Recently, a crawl across the bottom of my TV screen read, “One out of 10 people shot by police are unarmed.” Wow, that means when a cop fires his gun in a tense and dangerous situation, the odds are overwhelming that the perpetrator will be armed. The headline should have focused on the whopping nine out of 10 perpetrators shot by police who are armed!

It wouldn’t surprise me if the last good-news story on the front of any national newspaper was in 1945, with the end of World War II.

I, for one, refuse to join that race to the bottom.

I started in this business as a newspaper reporter in a small market. One day, I happened to write two stories, each with about 11 inches of copy. One of the stories was about a factory that was shutting down, putting 250 people out of work, and the other was about a new factory that announced it was relocating to the same town and was hiring up to 1,200 people.

When the paper came off the press that day, the bad news about the plant closing captured the front page headline, while the good-news story was chopped from 11 inches to 3 inches and was buried on page seven.

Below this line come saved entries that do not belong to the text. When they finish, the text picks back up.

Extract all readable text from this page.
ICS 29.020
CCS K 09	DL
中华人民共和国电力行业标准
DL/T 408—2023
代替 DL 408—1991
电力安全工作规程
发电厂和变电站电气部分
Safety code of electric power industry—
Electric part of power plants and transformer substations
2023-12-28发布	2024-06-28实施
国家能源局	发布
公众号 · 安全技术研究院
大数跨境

When I asked the editor why a story that affected 250 people would make headlines while a story that affected 1,200 people was buried, he said, “Our readers want to know about tragic events. Good business news is really just advertising.”

I asked for a transfer from the newsroom to the advertising department that day, and have never looked back.

If you want to succeed in 2017, it will be up to you to seek out the good news, and see the glass as half full.

Hindsight is a wonderful thing. Now, in the fourth quarter of 2016, I’m reviewing the performance of our various station clients across the continent, and here is what I’ve discovered. Those who dug in for a tough year, and planned to cut their way to success, are having that tough year. But amazingly, those who planned to look for opportunities are doing great.

I’m not asking you to play ostrich and stick your head in the sand, ignoring the realities around you, but there is no win in seeing the glass as half-empty.

The headlines will make certain you are not oblivious to what is wrong in the world. But it’s up to you to focus on what is right if you want to be happy, and if you want to succeed in 2017.

When you hear about a 6 percent unemployment rate, don’t forget that equates to a 94 percent employment rate. Considering most households have two income earners, the number of households with no one employed would be even lower than 6 percent.

When you are in a market that is impacted negatively by low oil prices, think about the thousands of dollars lower gas prices have put into consumers’ pockets and your economy.

If you read The Little Engine That Could when you were a kid, you know the power in being “a happy little train.” If you think like that “happy little train” as you plan for 2017, I’m betting you’ll succeed no matter what headlines are thrown in your path.